Die Streaming-Dienste setzten viel Kreativität frei. "Man kann viel absurdere Sachen machen, die im öffentlich-rechtlichen Fernsehen noch nicht möglich wären. Drehbuchautoren, Regisseure und Schauspieler können jetzt zeigen, was sie können und dass sie durchaus dem internationalen Vergleich standhalten."
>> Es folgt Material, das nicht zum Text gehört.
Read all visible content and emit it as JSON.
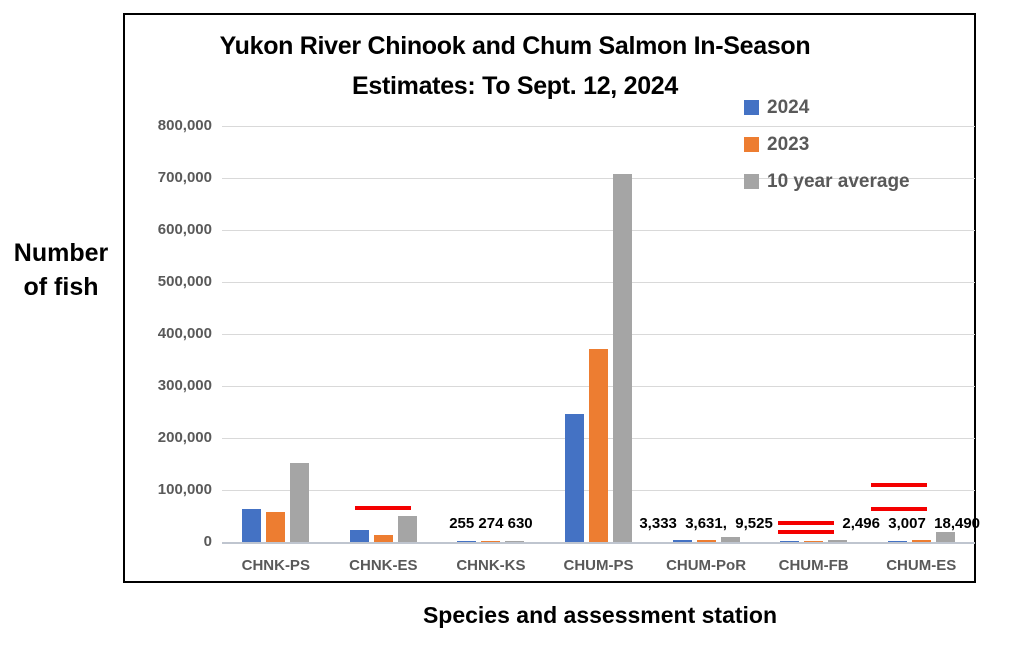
{
  "title": {
    "line1": "Yukon River Chinook and Chum Salmon In-Season",
    "line2": "Estimates: To Sept. 12, 2024"
  },
  "y_axis": {
    "title_line1": "Number",
    "title_line2": "of fish"
  },
  "x_axis": {
    "title": "Species and assessment station"
  },
  "legend": {
    "items": [
      {
        "label": "2024",
        "color": "#4472C4"
      },
      {
        "label": "2023",
        "color": "#ED7D31"
      },
      {
        "label": "10 year average",
        "color": "#A5A5A5"
      }
    ]
  },
  "chart_data": {
    "type": "bar",
    "title": "Yukon River Chinook and Chum Salmon In-Season Estimates: To Sept. 12, 2024",
    "xlabel": "Species and assessment station",
    "ylabel": "Number of fish",
    "ylim": [
      0,
      800000
    ],
    "grid": true,
    "legend_position": "top-right",
    "categories": [
      "CHNK-PS",
      "CHNK-ES",
      "CHNK-KS",
      "CHUM-PS",
      "CHUM-PoR",
      "CHUM-FB",
      "CHUM-ES"
    ],
    "series": [
      {
        "name": "2024",
        "color": "#4472C4",
        "values": [
          63000,
          24000,
          255,
          246000,
          3333,
          1500,
          2496
        ]
      },
      {
        "name": "2023",
        "color": "#ED7D31",
        "values": [
          58000,
          14000,
          274,
          371000,
          3631,
          1800,
          3007
        ]
      },
      {
        "name": "10 year average",
        "color": "#A5A5A5",
        "values": [
          152000,
          50000,
          630,
          707000,
          9525,
          3000,
          18490
        ]
      }
    ],
    "y_ticks": [
      {
        "value": 0,
        "label": "0"
      },
      {
        "value": 100000,
        "label": "100,000"
      },
      {
        "value": 200000,
        "label": "200,000"
      },
      {
        "value": 300000,
        "label": "300,000"
      },
      {
        "value": 400000,
        "label": "400,000"
      },
      {
        "value": 500000,
        "label": "500,000"
      },
      {
        "value": 600000,
        "label": "600,000"
      },
      {
        "value": 700000,
        "label": "700,000"
      },
      {
        "value": 800000,
        "label": "800,000"
      }
    ],
    "data_labels": [
      {
        "category": "CHNK-KS",
        "text": "255 274 630",
        "dx": 0
      },
      {
        "category": "CHUM-PoR",
        "text": "3,333  3,631,  9,525",
        "dx": 0
      },
      {
        "category": "CHUM-ES",
        "text": "2,496  3,007  18,490",
        "dx": -10
      }
    ],
    "reference_lines": [
      {
        "category": "CHNK-ES",
        "value": 66000,
        "dx": 0
      },
      {
        "category": "CHUM-FB",
        "value": 37000,
        "dx": -8
      },
      {
        "category": "CHUM-FB",
        "value": 19000,
        "dx": -8
      },
      {
        "category": "CHUM-ES",
        "value": 109000,
        "dx": -22
      },
      {
        "category": "CHUM-ES",
        "value": 64000,
        "dx": -22
      }
    ]
  }
}
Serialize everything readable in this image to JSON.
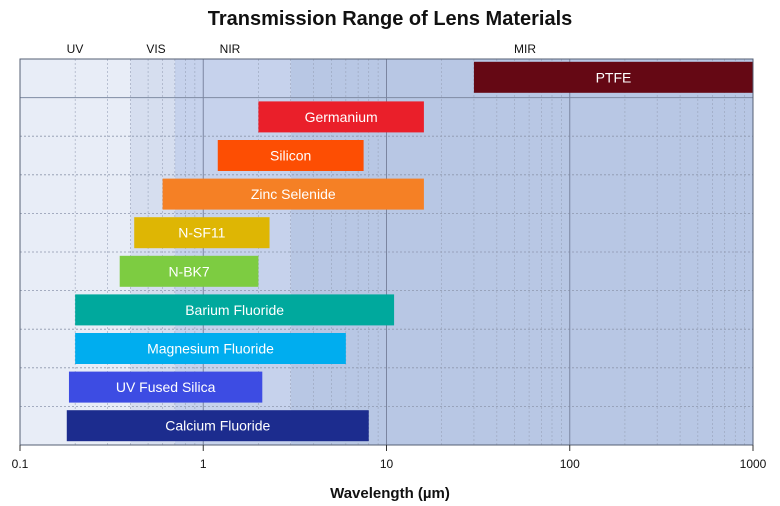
{
  "chart_data": {
    "type": "bar",
    "orientation": "horizontal-range",
    "title": "Transmission Range of Lens Materials",
    "xlabel": "Wavelength (µm)",
    "x_scale": "log",
    "xlim": [
      0.1,
      1000
    ],
    "x_ticks": [
      {
        "value": 0.1,
        "label": "0.1"
      },
      {
        "value": 1,
        "label": "1"
      },
      {
        "value": 10,
        "label": "10"
      },
      {
        "value": 100,
        "label": "100"
      },
      {
        "value": 1000,
        "label": "1000"
      }
    ],
    "grid": true,
    "regions": [
      {
        "name": "UV",
        "start": 0.1,
        "end": 0.4,
        "color": "#e8edf7"
      },
      {
        "name": "VIS",
        "start": 0.4,
        "end": 0.7,
        "color": "#d6deef"
      },
      {
        "name": "NIR",
        "start": 0.7,
        "end": 3,
        "color": "#c6d2ec"
      },
      {
        "name": "MIR",
        "start": 3,
        "end": 1000,
        "color": "#b8c7e4"
      }
    ],
    "series": [
      {
        "name": "PTFE",
        "start": 30,
        "end": 1000,
        "color": "#650814"
      },
      {
        "name": "Germanium",
        "start": 2,
        "end": 16,
        "color": "#ea1f2a"
      },
      {
        "name": "Silicon",
        "start": 1.2,
        "end": 7.5,
        "color": "#fd4e03"
      },
      {
        "name": "Zinc Selenide",
        "start": 0.6,
        "end": 16,
        "color": "#f58025"
      },
      {
        "name": "N-SF11",
        "start": 0.42,
        "end": 2.3,
        "color": "#deb604"
      },
      {
        "name": "N-BK7",
        "start": 0.35,
        "end": 2,
        "color": "#7dcc41"
      },
      {
        "name": "Barium Fluoride",
        "start": 0.2,
        "end": 11,
        "color": "#00a99d"
      },
      {
        "name": "Magnesium Fluoride",
        "start": 0.2,
        "end": 6,
        "color": "#00adef"
      },
      {
        "name": "UV Fused Silica",
        "start": 0.185,
        "end": 2.1,
        "color": "#3d4ce3"
      },
      {
        "name": "Calcium Fluoride",
        "start": 0.18,
        "end": 8,
        "color": "#1c2c8e"
      }
    ]
  }
}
Als Anfang vom Ende des öffentlich-rechtlichen Fernsehens sieht die Schauspielerin den Siegeszug der Streaming-Dienste allerdings nicht: "Auf keinen Fall. Wir können froh sein, dass wir so ein Fernsehen haben, wie wir es haben. Bei aller Kreativität und Energie, die durch die Streaming-Dienste freigesetzt werden, möchte ich keinen Abgesang auf das öffentlich-rechtliche Fernsehen anstimmen. Im Gegenteil – wir brauchen es mehr denn je."